Mclean Imaging Center, McLean Hospital, Belmont, MA
Department of Psychiatry, Harvard Medical School, Boston, MA

担当PI : 山下宙人

Abstract:

Functional MRI (fMRI) and near infrared spectroscopy (NIRS) are two non-invasive imaging modalities commonly used to study human brain function. However, they can only measure neuronal activation indirectly through neurovascular coupling. Other non-neuronal physiological fluctuations, such as respiration, can also influence their signals. In this talk, I will introduce a novel method which identifies a physiological low frequency oscillation (LFO) in fMRI signals through concurrent fMRI/NIRS study. We have demonstrated that this LFO is a dynamic signal which travels with the blood throughout the brain Moreover, we found that the same LFO in the periphery. These findings indicated the systemic feature of this wave and its potential extracerebral origin. To put our discoveries into practical application, we have designed methods to convert this “confounding” systemic signal into a useful perfusion biomarker. For examples, using the LFO and its temporal shifts, dynamic cerebral blood flow map has been obtained from regular resting state fMRI scans, which allows simultaneous assessment of functional networks and perfusion. Furthermore, novel methods have been developed based on the same analytical principle to: 1) track cardiac pulsation wave in the fMRI data; 2) denoise fMRI data and 3) assess cerebral blood flow recovery in Moyamoya patients after surgery.

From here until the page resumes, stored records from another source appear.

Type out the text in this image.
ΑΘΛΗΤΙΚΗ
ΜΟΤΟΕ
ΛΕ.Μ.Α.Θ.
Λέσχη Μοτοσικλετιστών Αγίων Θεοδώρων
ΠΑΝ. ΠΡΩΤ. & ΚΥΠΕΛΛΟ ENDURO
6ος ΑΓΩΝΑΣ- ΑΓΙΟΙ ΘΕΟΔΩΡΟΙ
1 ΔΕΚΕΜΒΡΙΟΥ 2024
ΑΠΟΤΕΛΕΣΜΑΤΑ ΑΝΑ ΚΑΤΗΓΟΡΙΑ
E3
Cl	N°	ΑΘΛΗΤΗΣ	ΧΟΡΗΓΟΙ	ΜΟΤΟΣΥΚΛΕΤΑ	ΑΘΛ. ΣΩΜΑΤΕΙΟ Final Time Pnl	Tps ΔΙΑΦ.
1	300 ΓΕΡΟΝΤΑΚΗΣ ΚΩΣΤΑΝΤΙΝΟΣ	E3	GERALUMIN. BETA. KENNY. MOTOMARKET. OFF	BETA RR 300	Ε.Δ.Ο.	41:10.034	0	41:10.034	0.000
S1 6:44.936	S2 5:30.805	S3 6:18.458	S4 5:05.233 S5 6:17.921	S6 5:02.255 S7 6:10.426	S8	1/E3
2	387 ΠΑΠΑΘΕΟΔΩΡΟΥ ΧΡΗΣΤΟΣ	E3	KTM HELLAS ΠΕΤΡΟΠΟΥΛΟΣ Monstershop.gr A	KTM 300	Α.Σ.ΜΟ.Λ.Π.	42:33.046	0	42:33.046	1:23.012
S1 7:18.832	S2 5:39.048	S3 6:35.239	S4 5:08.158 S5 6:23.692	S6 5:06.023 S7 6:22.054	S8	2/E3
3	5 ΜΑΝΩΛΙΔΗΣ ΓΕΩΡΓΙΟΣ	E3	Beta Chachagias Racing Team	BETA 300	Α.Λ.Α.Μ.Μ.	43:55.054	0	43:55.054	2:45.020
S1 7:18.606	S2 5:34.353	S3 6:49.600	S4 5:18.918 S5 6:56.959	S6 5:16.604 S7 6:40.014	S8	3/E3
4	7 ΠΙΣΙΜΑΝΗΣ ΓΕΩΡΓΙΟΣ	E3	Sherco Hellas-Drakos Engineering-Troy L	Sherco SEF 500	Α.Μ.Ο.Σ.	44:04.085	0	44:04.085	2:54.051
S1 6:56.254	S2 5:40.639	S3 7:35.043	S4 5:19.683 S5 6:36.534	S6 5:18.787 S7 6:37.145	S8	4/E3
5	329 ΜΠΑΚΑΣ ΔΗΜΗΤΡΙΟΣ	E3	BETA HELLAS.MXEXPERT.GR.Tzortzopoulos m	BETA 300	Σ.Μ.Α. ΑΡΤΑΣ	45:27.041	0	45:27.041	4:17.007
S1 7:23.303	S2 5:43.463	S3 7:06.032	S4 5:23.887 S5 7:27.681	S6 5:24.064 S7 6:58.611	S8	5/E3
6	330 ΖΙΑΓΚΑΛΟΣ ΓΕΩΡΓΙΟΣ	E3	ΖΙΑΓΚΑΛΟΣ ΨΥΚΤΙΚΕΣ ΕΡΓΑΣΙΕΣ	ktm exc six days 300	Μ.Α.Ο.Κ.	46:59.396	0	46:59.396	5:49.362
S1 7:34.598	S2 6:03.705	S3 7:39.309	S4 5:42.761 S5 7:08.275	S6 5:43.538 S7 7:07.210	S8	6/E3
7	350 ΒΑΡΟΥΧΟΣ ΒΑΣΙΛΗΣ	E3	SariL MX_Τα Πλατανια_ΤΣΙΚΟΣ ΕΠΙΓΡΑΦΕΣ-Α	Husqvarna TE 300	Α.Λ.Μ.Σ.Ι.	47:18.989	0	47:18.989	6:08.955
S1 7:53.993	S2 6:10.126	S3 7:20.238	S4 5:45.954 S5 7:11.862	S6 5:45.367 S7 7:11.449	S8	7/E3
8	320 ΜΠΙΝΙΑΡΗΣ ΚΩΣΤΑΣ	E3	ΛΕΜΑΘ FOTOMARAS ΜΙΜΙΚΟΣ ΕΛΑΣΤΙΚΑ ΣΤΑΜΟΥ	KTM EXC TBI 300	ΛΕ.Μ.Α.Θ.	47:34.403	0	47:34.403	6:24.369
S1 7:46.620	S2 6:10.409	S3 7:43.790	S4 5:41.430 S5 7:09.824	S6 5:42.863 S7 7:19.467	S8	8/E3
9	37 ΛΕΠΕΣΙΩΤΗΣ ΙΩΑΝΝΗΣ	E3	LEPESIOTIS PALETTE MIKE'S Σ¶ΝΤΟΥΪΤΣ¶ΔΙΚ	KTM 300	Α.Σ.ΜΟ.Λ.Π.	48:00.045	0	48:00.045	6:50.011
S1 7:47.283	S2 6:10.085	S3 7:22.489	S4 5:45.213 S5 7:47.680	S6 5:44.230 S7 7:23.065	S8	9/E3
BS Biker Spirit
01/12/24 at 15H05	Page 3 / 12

About CiNet's Friday Lunch Seminars:
The Friday Lunch Seminar is CiNet's main regular meeting series, held every week at 12.15 in the beautiful main lecture theatre on the ground floor at CiNet. The talks are typically 40mins long and orientated towards an inter-disciplinary audience. They are informal, social, and most people bring their own lunch to eat during the talk. They are open to anyone who is feeling curious and wants to come, regardless of where you work.